Als een fruitteler een boom plant, duurt het jaren voordat hij daar letterlijk de vruchten van kan plukken. Dit zijn jaren waarin er praktisch geen fruit aan de bomen hangt. Een natuurlijk proces; een jonge boom moet groeien.
De kennissamenleving Om te begrijpen wat een kennissamenleving precies is, vertellen we er hier eerst wat meer over. Het is belangrijk een duidelijke betekenis aan de kennissamenleving te geven en zijn waarden uit te dragen, om ze uiteindelijk eigen te maken. We kunnen eerst de vraag stellen: “Wat is kennis precies?” In de huidige maatschappij is er voortdurende stroom van gegevens en informatie die mensen beïnvloedt. De mensen lijken hierdoor overgeleverd aan het nieuws van de dag. Zij handelen vaak naar de informatie die beschikbaar is, hierdoor lijkt hun gedrag slechts een verzameling van gedachtes die toevallig door de tijd en plaats bepaald worden. Een logische gevolgtrekking is dus dat de informatie die mensen tot zich krijgen, zou bepalen welke gebruiken en de gewoontes ze er op nahouden, hun cultuur. Deze logica lijkt niet te kloppen als we goed om ons heen kijken. Dan constateren we dat informatie alleen niet bepalend is voor een cultuur, want groepen mensen verschillen nog wezenlijk van elkaar terwijl informatie (over de hele wereld) gedeeld wordt via het internet. Er zijn dus bepaalde krachten binnen een samenleving die zorgen voor haar identiteit. Het succes van een samenleving, haar welvaart, hangt dus niet alleen af van de informatie, maar ook hoe ze hiermee omgaan. Het gaat dan over hoe mensen zich organiseren en welke betekenis er gegeven wordt aan functies binnen deze organisaties. Het gaat dus over de relaties tussen mensen, informatie en gegevens. Dit noemen we kennis. Dan stellen we de vraag welke kennis onze West-Europese samenleving bezit. Door deze vraag komen we bij een belangrijke basis waardoor onze maatschappij zich heeft weten te ontwikkelen, namelijk de kennis van het Rijnlandse model. Binnen de kapitalistische wereld staat in West-Europa het Rijnlands model bekend om zijn sociale zekerheid, spaarzin, kostenbewustheid, gemeenschapsgevoel en investeringen op lange termijn. De voormalige directeur van het Franse planbureau Michel Albert beschreef het Rijnlands model in zijn boek “Capitalisme contre Capitalisme” (1991). Dit model heeft nog steeds grote betekenis in zowel de politiek als het bedrijfsleven.

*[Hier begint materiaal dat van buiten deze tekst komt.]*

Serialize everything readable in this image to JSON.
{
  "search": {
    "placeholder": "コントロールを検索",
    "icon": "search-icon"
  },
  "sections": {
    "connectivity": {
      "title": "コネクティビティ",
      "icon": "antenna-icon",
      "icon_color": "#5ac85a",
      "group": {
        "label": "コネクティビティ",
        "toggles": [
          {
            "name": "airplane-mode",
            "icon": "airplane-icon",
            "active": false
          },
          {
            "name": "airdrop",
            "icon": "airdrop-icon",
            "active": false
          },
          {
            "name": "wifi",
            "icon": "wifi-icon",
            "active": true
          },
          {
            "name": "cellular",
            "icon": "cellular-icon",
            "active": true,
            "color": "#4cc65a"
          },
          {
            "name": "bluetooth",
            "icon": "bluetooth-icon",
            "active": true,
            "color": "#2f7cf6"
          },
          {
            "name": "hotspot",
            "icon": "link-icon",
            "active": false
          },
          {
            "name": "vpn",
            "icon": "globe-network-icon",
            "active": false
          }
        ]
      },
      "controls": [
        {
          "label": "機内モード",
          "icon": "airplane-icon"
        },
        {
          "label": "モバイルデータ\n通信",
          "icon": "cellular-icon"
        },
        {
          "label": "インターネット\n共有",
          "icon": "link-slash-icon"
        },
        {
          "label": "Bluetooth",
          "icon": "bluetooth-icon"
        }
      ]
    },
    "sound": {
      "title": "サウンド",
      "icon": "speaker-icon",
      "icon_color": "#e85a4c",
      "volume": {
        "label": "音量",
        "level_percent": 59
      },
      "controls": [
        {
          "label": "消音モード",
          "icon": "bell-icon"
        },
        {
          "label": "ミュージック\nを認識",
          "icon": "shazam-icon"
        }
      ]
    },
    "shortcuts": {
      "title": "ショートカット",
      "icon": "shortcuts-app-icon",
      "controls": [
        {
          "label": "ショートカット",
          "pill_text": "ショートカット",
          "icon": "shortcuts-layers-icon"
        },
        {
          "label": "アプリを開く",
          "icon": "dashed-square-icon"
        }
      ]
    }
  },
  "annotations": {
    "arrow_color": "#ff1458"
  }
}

Binnen het Rijnlands model gaan ontwikkelingen langzaam en gepaard met veel overleg, zodat alle spelers de mogelijkheid krijgen om zich uit te spreken. Hier geldt het principe wie het weet mag het zeggen, in plaats van wie de baas is mag het zeggen. Dit verhoogt de productiviteit en de persoonlijke ontwikkeling van de medewerkers, zodat ze betrokken blijven bij de organisatie als geheel. Tegenwoordig is de wereld steeds dynamischer en lijkt het Rijnlands model minder van toepassing. Niets is minder waar. De reputatie of status van bedrijven bepaalt in steeds mindere mate in hoeverre zij de markt kunnen domineren. Innovaties voeren de toon. Producten worden tegenwoordig niet meer door individuele spelers ontwikkeld, maar zijn het resultaat van samenwerkingen van hele ketens, ofwel netwerken. Een netwerk ontstaat echter niet zomaar. Voor succesvolle groei van een dergelijk netwerk heeft men tijd nodig om relaties te leggen, om zich zo te organiseren dat men succesvol kan werken aan een gezamenlijk product. Als een organisatie een netwerk opzet, duurt het een periode voordat men daar de vruchten van kan plukken. Een kennissamenleving bestaat uit vele van deze netwerken, waar bedrijven met elkaar samenwerken om kennis te delen voor het ontwikkelen van hun producten. Dit vraagt een lange termijn denken, waarbij er jaren voorbij gaan voordat de netwerken verbonden zijn. Een succesvolle kennissamenleving moet haar netwerken laten groeien, voordat ze er de vruchten van kan plukken.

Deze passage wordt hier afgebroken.